Неске, немецкий издатель Хайдеггера, недавно прислал мне его «Essais et conferences», изданную Галлимаром. Книга лежала рядом с long рlау’ем[176] квартета и попала на глаза. Так вот, в лекции о Заратустре Хайдеггер приводит высказывание, которое Ницше называл «самой бездонной» из своих мыслей, — о вечном возвращении; «высвобождающая из духа мести», преодолевающая время — как уходящее, так и наступающее — мысль, придающая становлению характер бытия («Imprimer au devenir le caracter de l’être… telle est la plus haute volonté de puissance»[177]).

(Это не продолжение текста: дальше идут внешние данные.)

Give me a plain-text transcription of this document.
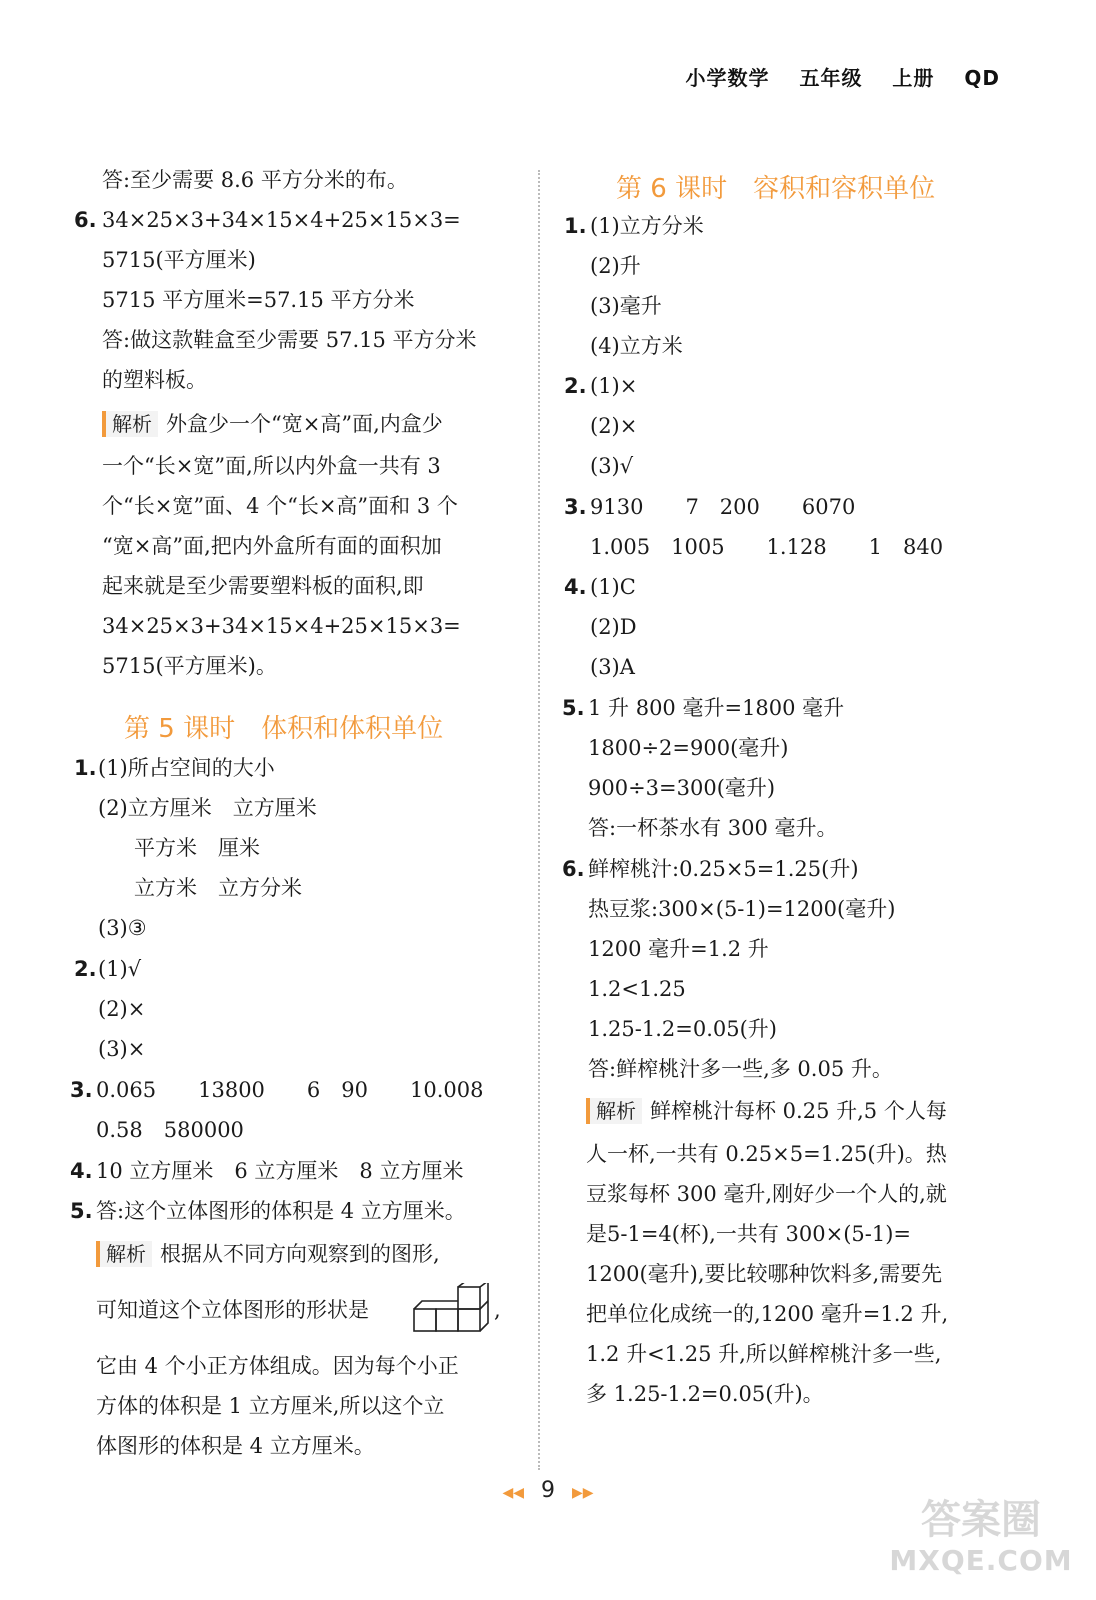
小学数学 五年级 上册 QD
答:至少需要 8.6 平方分米的布。
6. 34×25×3+34×15×4+25×15×3=
5715(平方厘米)
5715 平方厘米=57.15 平方分米
答:做这款鞋盒至少需要 57.15 平方分米
的塑料板。
解析 外盒少一个“宽×高”面,内盒少
一个“长×宽”面,所以内外盒一共有 3
个“长×宽”面、4 个“长×高”面和 3 个
“宽×高”面,把内外盒所有面的面积加
起来就是至少需要塑料板的面积,即
34×25×3+34×15×4+25×15×3=
5715(平方厘米)。
第 5 课时　体积和体积单位
1. (1)所占空间的大小
(2)立方厘米　立方厘米
平方米　厘米
立方米　立方分米
(3)③
2. (1)√
(2)×
(3)×
3. 0.065　　13800　　6　90　　10.008
0.58　580000
4. 10 立方厘米　6 立方厘米　8 立方厘米
5. 答:这个立体图形的体积是 4 立方厘米。
解析 根据从不同方向观察到的图形,
可知道这个立体图形的形状是	,
它由 4 个小正方体组成。因为每个小正
方体的体积是 1 立方厘米,所以这个立
体图形的体积是 4 立方厘米。
第 6 课时　容积和容积单位
1. (1)立方分米
(2)升
(3)毫升
(4)立方米
2. (1)×
(2)×
(3)√
3. 9130　　7　200　　6070
1.005　1005　　1.128　　1　840
4. (1)C
(2)D
(3)A
5. 1 升 800 毫升=1800 毫升
1800÷2=900(毫升)
900÷3=300(毫升)
答:一杯茶水有 300 毫升。
6. 鲜榨桃汁:0.25×5=1.25(升)
热豆浆:300×(5-1)=1200(毫升)
1200 毫升=1.2 升
1.2<1.25
1.25-1.2=0.05(升)
答:鲜榨桃汁多一些,多 0.05 升。
解析 鲜榨桃汁每杯 0.25 升,5 个人每
人一杯,一共有 0.25×5=1.25(升)。热
豆浆每杯 300 毫升,刚好少一个人的,就
是5-1=4(杯),一共有 300×(5-1)=
1200(毫升),要比较哪种饮料多,需要先
把单位化成统一的,1200 毫升=1.2 升,
1.2 升<1.25 升,所以鲜榨桃汁多一些,
多 1.25-1.2=0.05(升)。
◀◀ 9 ▶▶
答案圈
MXQE.COM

Я не позволю им водить меня за нос — мне знакомо это детство, заигрывающее с Бесконечностью, мне слишком хорошо известно, сколько нужно легкомыслия и безответственности, чтобы гордо вступить на территорию мыслей, которые невозможно помыслить, и строгости, которую невозможно выдержать, знаю я эту гениальность! А этот Хайдеггер в своей ницшеанской лекции, парящий над разными там пропастями, — клоун! Презирать бездну и не мусолить излишних мыслей — вот что я давно решил. Мне смешна метафизика которая пожирает меня.